Em um aparente esforço para negociar sua sobrevivência, Castillo chamou para conversar os líderes de todos os partidos no Congresso antes de terça-feira, sem especificar a agenda. Os dois maiores de direita, Fuerza Popular e Renovación Popular, não atenderam ao convite.
Sua reunião com Vladimir Cerrón e seu ex-primeiro-ministro Guido Bellido, membros da facção radical do Perú Libre, que por fim não apoiou a moção para impedi-lo, provocaram especulação de que Castillo voltará a se inclinar para a extrema esquerda por causa da determinação da direita em removê-lo do cargo.
Mas isso não aumentará seu poder nem o enfraquecerá. O verdadeiro problema de Castillo parece ser que ele, aparentemente, está pouco interessado em governar e, em vez disso, parece ter o foco em usar sua posição para favorecer seus aliados e talvez a si mesmo. Seus defensores argumentariam que isso não o diferencia em relação a presidentes peruanos anteriores, mas a questão é precisamente essa: longe de trazer uma mudança real, Castillo está dando continuidade aos mais tradicionais aspectos da política peruana.
Enquanto isso, os opositores darão tempo ao tempo. Eles se contiveram nessa ocasião, mas não por alguma preocupação verdadeira pela estabilidade democrática, nem, evidentemente, por qualquer apoio tácito a Castillo. A direita simplesmente aprendeu uma lição com o impeachment e a remoção do cargo do ex-presidente Martín Vizcarra, em 2020: enquanto o presidente tem algum apoio, tentativas de destituí-lo resultarão numa significativa reação contrária. Isso não quer dizer que os recentes eventos não estão prejudicando os índices de aprovação de Castillo.

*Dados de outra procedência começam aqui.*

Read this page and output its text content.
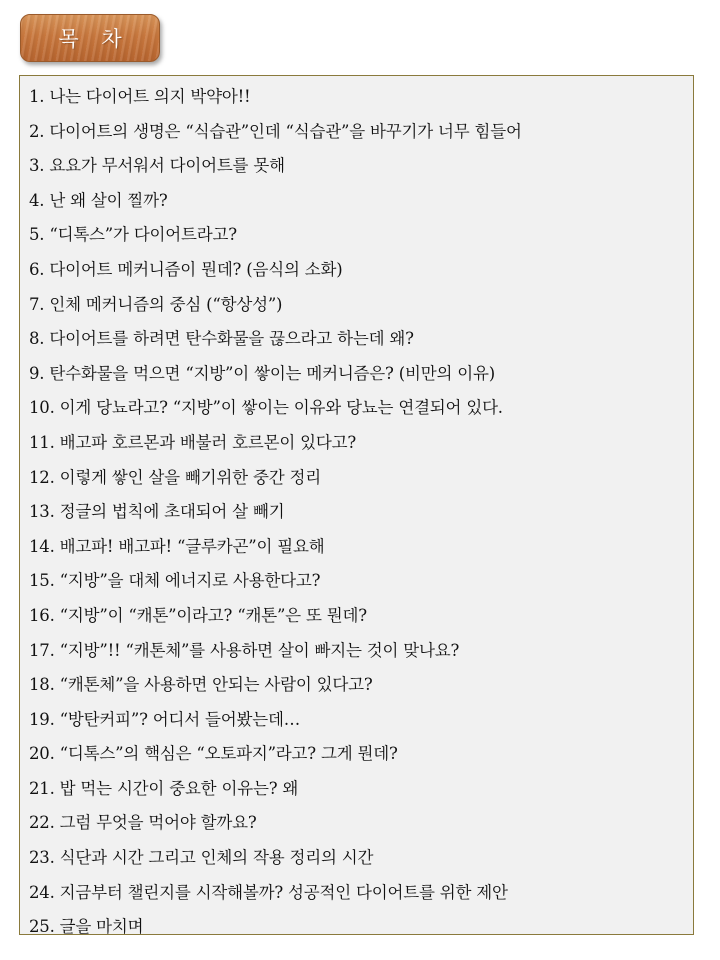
목 차
1. 나는 다이어트 의지 박약아!!
2. 다이어트의 생명은 “식습관”인데 “식습관”을 바꾸기가 너무 힘들어
3. 요요가 무서워서 다이어트를 못해
4. 난 왜 살이 찔까?
5. “디톡스”가 다이어트라고?
6. 다이어트 메커니즘이 뭔데? (음식의 소화)
7. 인체 메커니즘의 중심 (“항상성”)
8. 다이어트를 하려면 탄수화물을 끊으라고 하는데 왜?
9. 탄수화물을 먹으면 “지방”이 쌓이는 메커니즘은? (비만의 이유)
10. 이게 당뇨라고? “지방”이 쌓이는 이유와 당뇨는 연결되어 있다.
11. 배고파 호르몬과 배불러 호르몬이 있다고?
12. 이렇게 쌓인 살을 빼기위한 중간 정리
13. 정글의 법칙에 초대되어 살 빼기
14. 배고파! 배고파! “글루카곤”이 필요해
15. “지방”을 대체 에너지로 사용한다고?
16. “지방”이 “캐톤”이라고? “캐톤”은 또 뭔데?
17. “지방”!! “캐톤체”를 사용하면 살이 빠지는 것이 맞나요?
18. “캐톤체”을 사용하면 안되는 사람이 있다고?
19. “방탄커피”? 어디서 들어봤는데…
20. “디톡스”의 핵심은 “오토파지”라고? 그게 뭔데?
21. 밥 먹는 시간이 중요한 이유는? 왜
22. 그럼 무엇을 먹어야 할까요?
23. 식단과 시간 그리고 인체의 작용 정리의 시간
24. 지금부터 챌린지를 시작해볼까? 성공적인 다이어트를 위한 제안
25. 글을 마치며
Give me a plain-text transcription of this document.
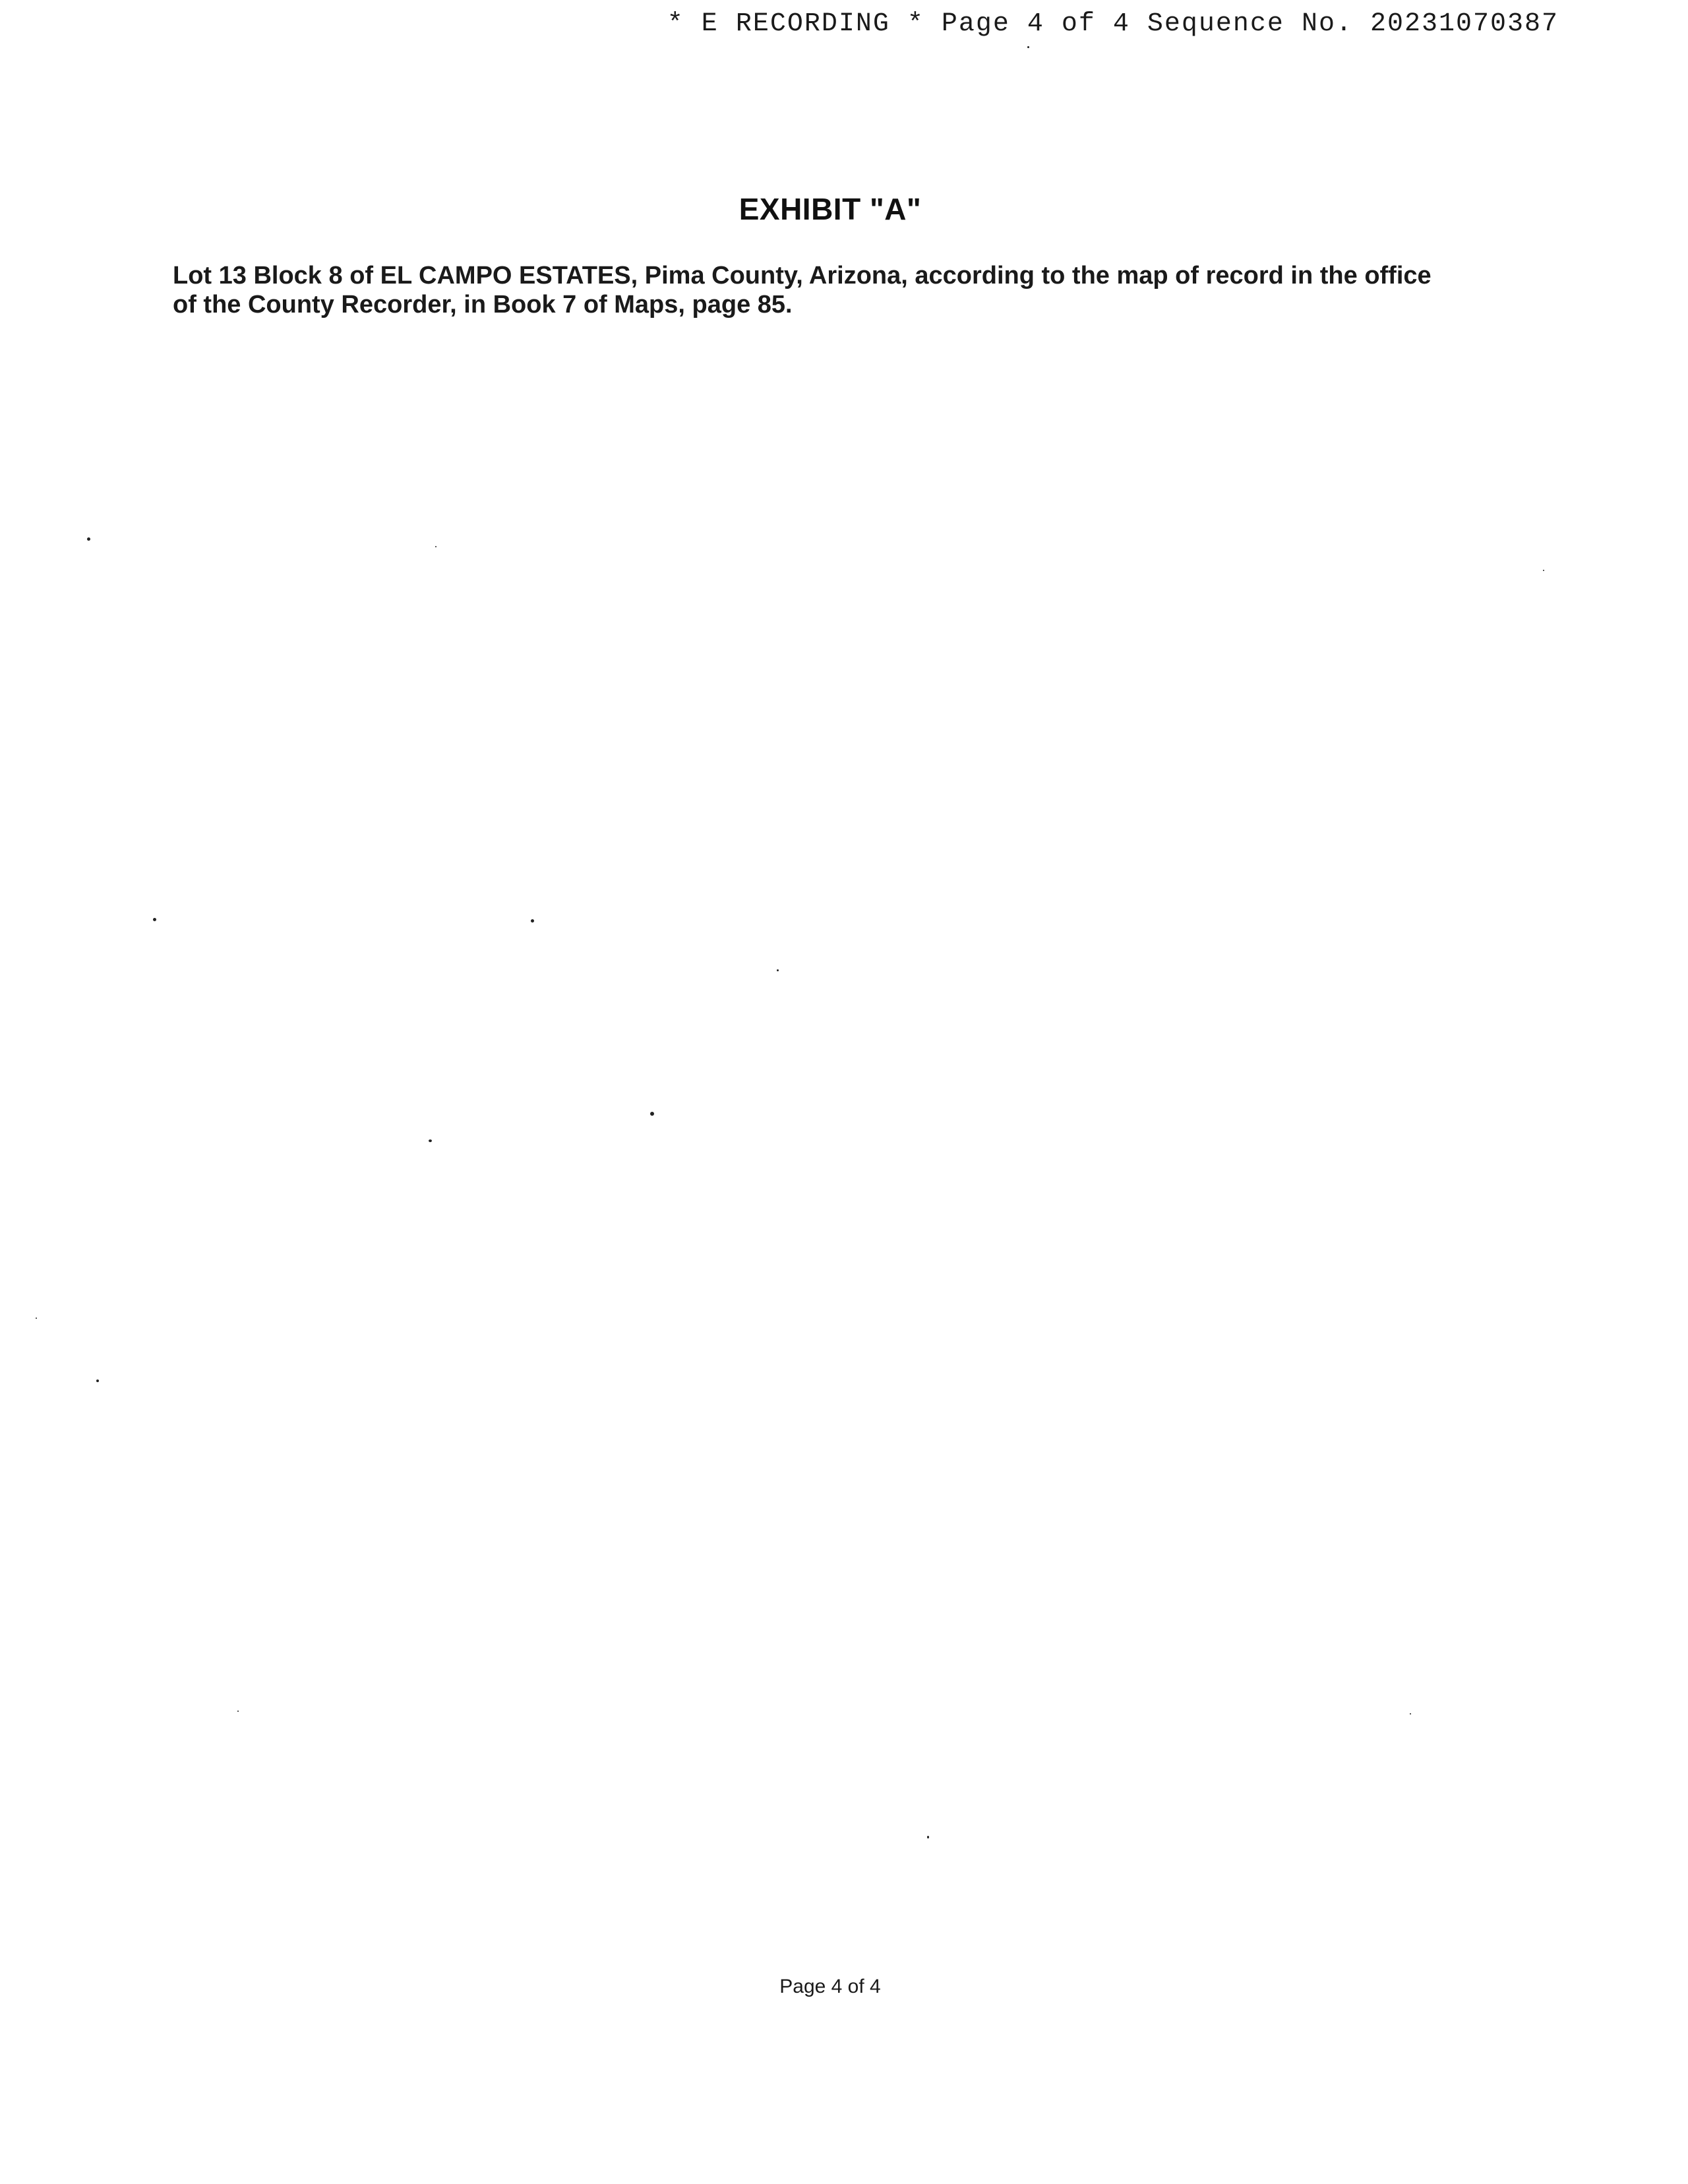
* E RECORDING * Page 4 of 4 Sequence No. 20231070387
EXHIBIT "A"
Lot 13 Block 8 of EL CAMPO ESTATES, Pima County, Arizona, according to the map of record in the office
of the County Recorder, in Book 7 of Maps, page 85.
Page 4 of 4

Ele tem atualmente 25% de aprovação, em comparação a 35% em outubro, segundo o instituto de pesquisa IEP, mas 55% da população ainda é contra sua remoção do cargo – provavelmente porque o Congresso tem uma taxa de aprovação ainda pior, de 21%. Então, a direita vai esperar e acompanhar os desdobramentos. Com base em seu comportamento até este ponto, Castillo dará oportunidade para a direita lhe impingir o golpe mortal mais cedo que tarde.